There was more positive news regarding plastic waste, with the announcement that a new super-enzyme has been developed to eat plastic rubbish. It’s not the first time an enzyme has been found to munch through plastic, but the enzyme developed at the University of Portsmouth reportedly devours the stuff six times faster than its nearest rival.
The research team is now trying to work out how the enzymes can be modified to work even faster, which could potentially make them an important weapon in the fight against plastic waste. Prof John McGeehan, director of the Centre for Enzyme Innovation (CEI), said this discovery offers huge potential. This breakthrough builds on the plastic-eating bugs first discovered by Japan in 2016 and promises to enable full recycling. Plastic bottles makes up almost one sixth of the world’s annual plastic production.
The super-enzyme, derived from bacteria that naturally evolved the ability to eat plastic, enables the full recycling of the bottles. Scientists believe combining it with enzymes that break down cotton could also allow mixed-fabric clothing to be recycled. Today, millions of tonnes of such clothing is either dumped in landfill or incinerated. Plastic pollution has contaminated the whole planet, from the Arctic to the deepest oceans, and people are now known to consume and breathe microplastic particles. It is currently very difficult to break down plastic bottles into their chemical constituents in order to make new ones from old, meaning more new plastic is being created from oil each year.
The super-enzyme was engineered by linking two separate enzymes, both of which were found in the plastic-eating bug discovered at a Japanese waste site in 2016. The researchers revealed an engineered version of the first enzyme in 2018, which started breaking down the plastic in a few days. But the super-enzyme gets to work six times faster. “When we linked the enzymes, rather unexpectedly, we got a dramatic increase in activity,“ said Prof John McGeehan, “This is a trajectory towards trying to make faster enzymes that are more industrially relevant. But it’s also one of those stories about learning from nature, and then bringing it into the lab.”
French company Carbios revealed a different enzyme in April 2020, originally discovered in a compost heap of leaves, that degrades 90% of plastic bottles within 10 hours, but requires heating above 70C. The new super-enzyme works at room temperature, and McGeehan said combining different approaches could speed progress towards commercial use: “If we can make better, faster enzymes by linking them together and provide them to companies like Carbios, and work in partnership, we could start doing this within the next year or two.”
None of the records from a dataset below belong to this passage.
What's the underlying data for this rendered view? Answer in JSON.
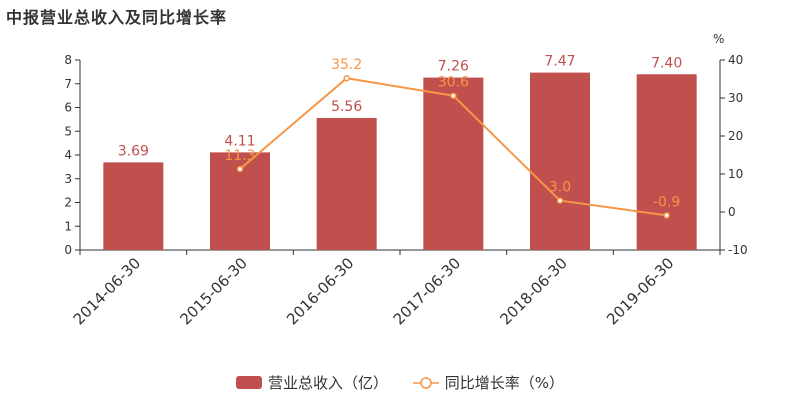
{
  "title": "中报营业总收入及同比增长率",
  "colors": {
    "bar": "#c0504d",
    "line": "#f79646",
    "axis": "#333333",
    "tick_text": "#333333"
  },
  "chart_data": {
    "type": "bar",
    "categories": [
      "2014-06-30",
      "2015-06-30",
      "2016-06-30",
      "2017-06-30",
      "2018-06-30",
      "2019-06-30"
    ],
    "series": [
      {
        "name": "营业总收入（亿）",
        "type": "bar",
        "axis": "left",
        "values": [
          3.69,
          4.11,
          5.56,
          7.26,
          7.47,
          7.4
        ],
        "labels": [
          "3.69",
          "4.11",
          "5.56",
          "7.26",
          "7.47",
          "7.40"
        ]
      },
      {
        "name": "同比增长率（%）",
        "type": "line",
        "axis": "right",
        "values": [
          null,
          11.3,
          35.2,
          30.6,
          3.0,
          -0.9
        ],
        "labels": [
          "",
          "11.3",
          "35.2",
          "30.6",
          "3.0",
          "-0.9"
        ]
      }
    ],
    "y_left": {
      "range": [
        0,
        8
      ],
      "ticks": [
        "0",
        "1",
        "2",
        "3",
        "4",
        "5",
        "6",
        "7",
        "8"
      ]
    },
    "y_right": {
      "range": [
        -10,
        40
      ],
      "ticks": [
        "-10",
        "0",
        "10",
        "20",
        "30",
        "40"
      ],
      "unit": "%"
    },
    "grid": false,
    "legend": "bottom"
  }
}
The 2018 work had determined that the structure of one enzyme, called PETase, can attack the hard, crystalline surface of plastic bottles. They found, by accident, that one mutant version worked 20% faster. The new study analysed a second enzyme also found in the Japanese bacteria that doubles the speed of the breakdown of the chemical groups liberated by the first enzyme.
This latest research is published in the journal Proceedings of the National Academy of Sciences. Researchers have also been successful in finding bugs that eat other plastics such as polyurethane, which is widely used but rarely recycled. When polyurethane breaks down it can release toxic chemicals that would kill most bacteria, but the bug identified actually uses the material as food to power the process.